Architectural Context
PostgreSQL's logical replication uses subscriptions to track which publications (and their underlying tables/sequences) a subscriber node should replicate. When a user issues ALTER SUBSCRIPTION ... REFRESH PUBLICATION, the system must reconcile the current state of published tables with what the subscription knows about. This involves:
- Collecting a list of OIDs for locally-subscribed relations (
subrel_local_oids) - Iterating over those OIDs to check origin information
- Calling
get_rel_name()to resolve OIDs to relation names for diagnostic/error messages
The Race Condition
The critical vulnerability lies in the lack of relation-level locks during the iteration in check_publications_origin_tables() (and the analogous check_publications_origin_sequences()). The sequence of events is:
- Session A begins
ALTER SUBSCRIPTION ... REFRESH PUBLICATIONand collectssubrel_local_oids— a list of OIDs for relations currently in the subscription. - Session B concurrently executes
DROP TABLEon one of those relations, removing it from the catalog. - Session A continues iterating and calls
get_rel_name(oid)for the now-dropped relation. Since the catalog entry no longer exists,get_rel_name()returnsNULL. - That
NULLpointer is passed directly toquote_literal_cstr(), which unconditionally dereferences it, causing a segmentation fault.
This is a classic TOCTOU (Time-of-Check-to-Time-of-Use) race condition. The OID list represents a snapshot that becomes stale between collection and use.
Why This Matters Architecturally
- Server crash from a race condition in DDL: Any unprivileged user who can issue
ALTER SUBSCRIPTION ... REFRESH PUBLICATIONcan trigger this if concurrent DDL is happening.
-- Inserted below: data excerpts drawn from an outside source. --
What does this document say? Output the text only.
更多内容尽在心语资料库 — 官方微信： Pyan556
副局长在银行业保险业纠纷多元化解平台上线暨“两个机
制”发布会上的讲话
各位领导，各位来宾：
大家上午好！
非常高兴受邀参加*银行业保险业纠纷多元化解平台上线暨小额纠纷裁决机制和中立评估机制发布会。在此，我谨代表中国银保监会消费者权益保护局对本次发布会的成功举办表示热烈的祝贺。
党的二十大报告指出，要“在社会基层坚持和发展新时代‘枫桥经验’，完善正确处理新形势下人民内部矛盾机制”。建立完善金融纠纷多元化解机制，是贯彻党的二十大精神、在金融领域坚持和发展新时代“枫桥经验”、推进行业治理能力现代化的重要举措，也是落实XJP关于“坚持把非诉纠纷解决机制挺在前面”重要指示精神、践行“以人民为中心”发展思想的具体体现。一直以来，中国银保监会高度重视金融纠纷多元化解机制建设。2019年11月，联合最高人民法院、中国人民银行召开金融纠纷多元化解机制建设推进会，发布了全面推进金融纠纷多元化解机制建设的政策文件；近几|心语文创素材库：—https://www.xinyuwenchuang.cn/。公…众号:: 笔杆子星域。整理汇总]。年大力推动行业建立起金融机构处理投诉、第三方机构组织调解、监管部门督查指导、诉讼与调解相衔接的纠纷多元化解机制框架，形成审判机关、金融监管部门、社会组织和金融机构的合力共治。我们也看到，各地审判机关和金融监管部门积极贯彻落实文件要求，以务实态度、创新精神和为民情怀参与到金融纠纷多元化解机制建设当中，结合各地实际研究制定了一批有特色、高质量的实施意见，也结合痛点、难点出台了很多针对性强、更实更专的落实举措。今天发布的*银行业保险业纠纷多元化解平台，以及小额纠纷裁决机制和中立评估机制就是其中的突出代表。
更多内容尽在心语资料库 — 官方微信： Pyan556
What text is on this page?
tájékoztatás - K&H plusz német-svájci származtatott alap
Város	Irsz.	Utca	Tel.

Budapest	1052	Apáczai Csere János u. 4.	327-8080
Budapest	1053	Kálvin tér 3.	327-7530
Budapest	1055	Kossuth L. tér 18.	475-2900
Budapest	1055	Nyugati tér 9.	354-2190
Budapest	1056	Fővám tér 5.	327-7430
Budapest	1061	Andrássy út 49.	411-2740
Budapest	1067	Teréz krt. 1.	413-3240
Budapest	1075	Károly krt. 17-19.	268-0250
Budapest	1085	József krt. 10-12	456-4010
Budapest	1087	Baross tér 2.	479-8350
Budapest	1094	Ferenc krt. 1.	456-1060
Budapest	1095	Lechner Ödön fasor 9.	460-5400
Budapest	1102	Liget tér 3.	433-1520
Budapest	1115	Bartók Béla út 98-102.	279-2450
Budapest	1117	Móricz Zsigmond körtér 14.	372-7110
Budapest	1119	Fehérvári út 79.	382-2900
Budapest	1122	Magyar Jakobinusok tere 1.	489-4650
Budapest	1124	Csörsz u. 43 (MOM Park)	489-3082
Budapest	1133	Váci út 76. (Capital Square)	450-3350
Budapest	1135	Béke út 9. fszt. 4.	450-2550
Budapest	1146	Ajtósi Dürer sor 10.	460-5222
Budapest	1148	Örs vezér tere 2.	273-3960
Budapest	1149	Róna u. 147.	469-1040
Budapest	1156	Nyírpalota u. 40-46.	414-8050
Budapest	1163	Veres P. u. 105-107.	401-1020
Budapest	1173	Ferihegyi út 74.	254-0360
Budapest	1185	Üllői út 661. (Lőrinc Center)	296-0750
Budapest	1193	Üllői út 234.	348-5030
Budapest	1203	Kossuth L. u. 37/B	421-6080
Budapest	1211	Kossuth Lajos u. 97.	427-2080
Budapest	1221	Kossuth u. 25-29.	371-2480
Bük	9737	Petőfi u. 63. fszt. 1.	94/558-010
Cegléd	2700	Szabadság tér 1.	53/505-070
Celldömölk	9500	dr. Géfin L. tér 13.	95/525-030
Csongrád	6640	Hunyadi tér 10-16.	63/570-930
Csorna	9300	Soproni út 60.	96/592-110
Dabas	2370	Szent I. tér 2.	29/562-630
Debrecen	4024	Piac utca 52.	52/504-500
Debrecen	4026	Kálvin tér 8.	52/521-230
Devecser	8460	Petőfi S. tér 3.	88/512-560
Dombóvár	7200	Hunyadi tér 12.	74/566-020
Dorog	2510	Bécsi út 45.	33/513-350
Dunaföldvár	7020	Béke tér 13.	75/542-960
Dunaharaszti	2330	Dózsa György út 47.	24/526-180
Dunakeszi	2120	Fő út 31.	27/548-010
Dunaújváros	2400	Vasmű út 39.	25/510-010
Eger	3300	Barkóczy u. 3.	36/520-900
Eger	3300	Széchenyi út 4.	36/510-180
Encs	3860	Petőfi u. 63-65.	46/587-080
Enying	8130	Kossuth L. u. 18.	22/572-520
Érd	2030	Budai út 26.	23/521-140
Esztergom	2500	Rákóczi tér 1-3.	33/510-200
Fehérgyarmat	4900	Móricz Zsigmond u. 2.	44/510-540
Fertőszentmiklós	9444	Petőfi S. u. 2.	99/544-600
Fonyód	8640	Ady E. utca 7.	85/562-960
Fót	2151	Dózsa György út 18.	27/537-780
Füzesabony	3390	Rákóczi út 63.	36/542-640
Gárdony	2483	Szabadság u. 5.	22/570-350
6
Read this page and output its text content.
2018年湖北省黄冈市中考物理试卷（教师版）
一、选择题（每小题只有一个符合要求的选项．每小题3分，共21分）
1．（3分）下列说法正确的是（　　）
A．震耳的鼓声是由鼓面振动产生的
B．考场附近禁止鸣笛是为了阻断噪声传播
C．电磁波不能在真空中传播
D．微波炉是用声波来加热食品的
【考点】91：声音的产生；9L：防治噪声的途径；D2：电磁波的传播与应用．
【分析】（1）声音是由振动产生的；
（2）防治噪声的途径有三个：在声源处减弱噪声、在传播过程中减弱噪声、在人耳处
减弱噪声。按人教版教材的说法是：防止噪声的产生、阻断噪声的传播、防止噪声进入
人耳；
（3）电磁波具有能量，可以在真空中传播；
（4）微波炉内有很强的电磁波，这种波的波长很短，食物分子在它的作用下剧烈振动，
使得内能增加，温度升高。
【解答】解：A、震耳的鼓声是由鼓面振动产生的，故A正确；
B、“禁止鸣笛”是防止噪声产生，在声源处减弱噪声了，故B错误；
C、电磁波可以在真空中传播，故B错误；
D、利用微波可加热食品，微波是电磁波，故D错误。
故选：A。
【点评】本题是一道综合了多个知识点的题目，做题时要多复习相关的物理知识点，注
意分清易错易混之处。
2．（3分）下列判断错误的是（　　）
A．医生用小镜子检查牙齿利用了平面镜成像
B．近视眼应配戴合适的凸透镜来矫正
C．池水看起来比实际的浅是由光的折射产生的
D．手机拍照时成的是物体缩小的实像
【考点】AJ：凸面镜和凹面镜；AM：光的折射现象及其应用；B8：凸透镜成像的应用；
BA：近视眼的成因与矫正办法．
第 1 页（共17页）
This is a reliability and availability concern. - Pattern recurrence: The same unsafe pattern (
get_rel_name()→ use without NULL check) likely exists elsewhere in the codebase; this fix establishes the correct defensive pattern for subscription code. - Lock granularity tradeoff: The broader architectural question is whether the code should acquire
AccessShareLockon each relation before resolving names (preventing concurrent DROP) or simply handle the NULL case gracefully. The patch author chose the latter — skip the relation if it's gone — which is the lighter-weight approach and appropriate here since a dropped table is no longer relevant to the subscription refresh.
Proposed Solution
The patch adds NULL checks after calls to get_rel_name() and get_namespace_name() in both:
check_publications_origin_tables()check_publications_origin_sequences()
If the relation name resolves to NULL (indicating the relation was dropped concurrently), the code simply skips that relation and continues processing the rest. This is semantically correct because:
- A dropped relation cannot be part of any publication anymore.
- The subscription refresh will naturally remove it from the subscription's relation set.
- There's no useful diagnostic or error to emit about a relation that no longer exists.
Alternative Approaches Not Taken
- Acquiring locks on each relation: Would prevent the race entirely but adds overhead and potential deadlock risk during what should be a lightweight metadata operation.
- Re-checking the OID list inside a single snapshot: More complex and still wouldn't guarantee the relation exists by the time the name is resolved without holding a lock.
Key Technical Insights
The fix is minimal and defensive. It follows the same pattern used elsewhere in PostgreSQL where catalog lookups on OIDs may return NULL for concurrently-dropped objects (e.g., pg_stat views, autovacuum workers). The principle is: if a system catalog lookup returns NULL for an OID that was valid moments ago, treat the object as gone and proceed gracefully.
Assessment
This appears to be a straightforward, low-risk bug fix for a genuine crash scenario. The patch is small in scope and follows established PostgreSQL patterns for handling concurrent DDL. It would likely be back-patched to all supported versions where the affected code exists (likely PG15+ where check_publications_origin_tables/sequences was introduced as part of the subscription origin checking infrastructure).